Thanks in advance for your help!

BB.

Bulk is the controller pumping maximum current (limited by solar array/charge controller) into battery.

Absorb is when the battery voltage reaches the "absorb" set point. The charge controller holds the absorb voltage for 2-4 hours or so--And the battery "naturally" accepts less current as it approaches 100% full.

Float is just a lower set point voltage (to avoid over charging the battery bank)... Battery (and loads) accept current as needed.

The MPPT charge controller "sweeps" the array (takes from 0 to 100% of available current, while logging panel voltage) every 5-15 minutes or so. Goes back through list of Current*Voltage to find the "Maximum" power. MPPT controller will attempt to hold Vmp of panel by adjusting panel current up or down as needed (guessing a "close enough" explanation--there are many ways of doing this MPPT function)..

If the battery + loads need less power than the controller+solar array can provide, the charge controller simply takes less current from the solar array and lets the Vpanel rise (don't care).

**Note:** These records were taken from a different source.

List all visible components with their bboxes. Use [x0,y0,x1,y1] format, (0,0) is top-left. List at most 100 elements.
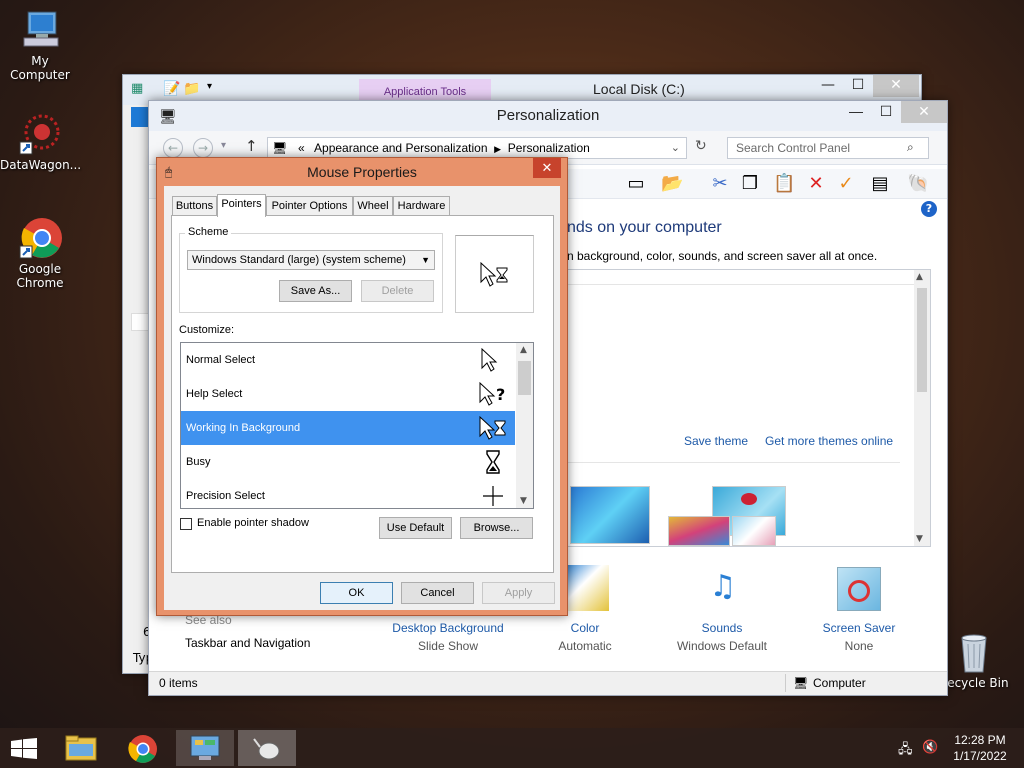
theme-thumbnail[interactable] [732,516,776,546]
quick-access-dropdown-icon[interactable]: ▾ [207,81,212,92]
chrome-taskbar-button[interactable] [114,730,172,766]
close-button[interactable]: ✕ [901,101,947,123]
address-dropdown-icon[interactable]: ⌄ [671,138,680,158]
tab-buttons[interactable]: Buttons [172,196,217,216]
scroll-up-icon[interactable]: ▲ [520,345,527,355]
sounds-icon[interactable]: ♫ [699,567,747,611]
theme-thumbnail[interactable] [570,486,650,544]
help-icon[interactable]: ? [921,201,937,217]
explorer-ribbon-tab[interactable] [131,107,149,127]
properties-icon[interactable]: ▤ [869,173,891,195]
taskbar-navigation-link[interactable]: Taskbar and Navigation [185,636,310,650]
taskbar: 🖧 🔇 12:28 PM 1/17/2022 [0,728,1024,768]
breadcrumb-separator-icon[interactable]: ▶ [494,144,501,154]
control-panel-taskbar-button[interactable] [176,730,234,766]
search-input[interactable]: Search Control Panel [727,137,929,159]
item-subtitle: None [844,639,874,653]
breadcrumb-item[interactable]: Personalization [508,141,590,155]
chevron-down-icon: ▼ [421,255,430,265]
close-button[interactable]: ✕ [873,75,919,97]
properties-icon[interactable]: 📝 [163,81,180,97]
recent-dropdown-icon[interactable]: ▾ [221,140,226,151]
address-bar[interactable]: 🖥 « Appearance and Personalization ▶ Per… [267,137,687,159]
save-as-button[interactable]: Save As... [279,280,352,302]
scheme-select[interactable]: Windows Standard (large) (system scheme)… [187,250,435,270]
apply-button[interactable]: Apply [482,582,555,604]
mouse-icon: 🖱 [165,165,173,179]
forward-icon[interactable]: → [193,138,213,158]
tab-hardware[interactable]: Hardware [393,196,450,216]
screen-saver-item[interactable]: Screen Saver None [794,621,924,653]
delete-button[interactable]: Delete [361,280,434,302]
layout-icon[interactable]: ▭ [625,173,647,195]
scroll-thumb[interactable] [518,361,531,395]
file-explorer-taskbar-button[interactable] [52,730,110,766]
network-icon[interactable]: 🖧 [898,740,913,762]
minimize-button[interactable]: — [813,75,843,97]
no-entry-icon [848,580,870,602]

If the output load is more wattage than the panel can supply--then the MPPT controller simply reduces its output current as needed to keep Vmp (voltage maximum power) at its calculated value. If the DC loads exceed the MPPT charge controller output current, then the battery bus voltage will fall and the battery will switch from charging to actually outputting current to support the loads.

-Bill

PNjunction

BB. wrote: »

Absorb is when the battery voltage reaches the "absorb" set point. The charge controller holds the absorb voltage for 2-4 hours or so--And the battery "naturally" accepts less current as it approaches 100% full.

Exactly - many new to battery charging don't realize that -naturally- means that the *battery itself* is the one doing the current limiting taper in the absorb stage, as long as the voltage is held limited at that point.

What is happening is that with a limitation on the upper voltage in the controller, as the battery terminal voltage continues to rise to try and meet the chargers upper voltage limit, less current flows because the difference in voltage (pressure if you will) becomes smaller and smaller as the battery charges and the voltage at the battery terminals eventually rises to the same voltage as the controller.

No difference in voltage means no more current flow, but it takes awhile to get to that point seen as a tapering of current in the absorb stage. All done by the battery simply charging up.

vtmaps

PNJ, you lost me, what am I missing?

PNjunction wrote: »

What is happening is that with a limitation on the upper voltage in the controller, as the battery terminal voltage continues to rise to try and meet the chargers upper voltage limit, less current flows because the difference in voltage (pressure if you will) becomes smaller and smaller as the battery charges

Huh? You were writing about absorb, but if the battery terminal voltage is rising, you are in bulk. If the current decreases during bulk, it is usually not the battery... it is the charger's power limitation. If charging power is limited, then as battery voltage goes up, battery current must go down. That is not the same thing as the tapering of current during absorb, where the voltage is constant.

PNjunction wrote: »

and the voltage at the battery terminals eventually rises to the same voltage as the controller.

If the voltage at the battery terminals and at the controller is not the same, then the cable is too long and thin.

--vtMaps

BB.

I think we are getting a bit lost in the weeds here... The battery terminal voltage is "set" by the charger during absorb... The battery itself has something like (what we would call in motors) "Back EMF" (electro-motive force).

More or less the state of charge, internal resistance, chemical reactions, etc. serve to "resist" current flow from the charger. The higher the state of charge, the less current will be allowed to flow--And, sort of, the higher Back EMF by the battery.

-Bill

Photowhit

I actually think the understanding that the battery limits the amount of current it accepts, is an important one for 'Off Grid' people, who deal with batteries every day.

It might be good to note that if the system has minimal loads, the Flex Max (I believe) is capable of letting the amount of amps passing into the battery turn off absorb. Called 'End Amp' this will work if you have minimal loads on the battery since the charging rate is measured at the charge controller so loads are not taken into account.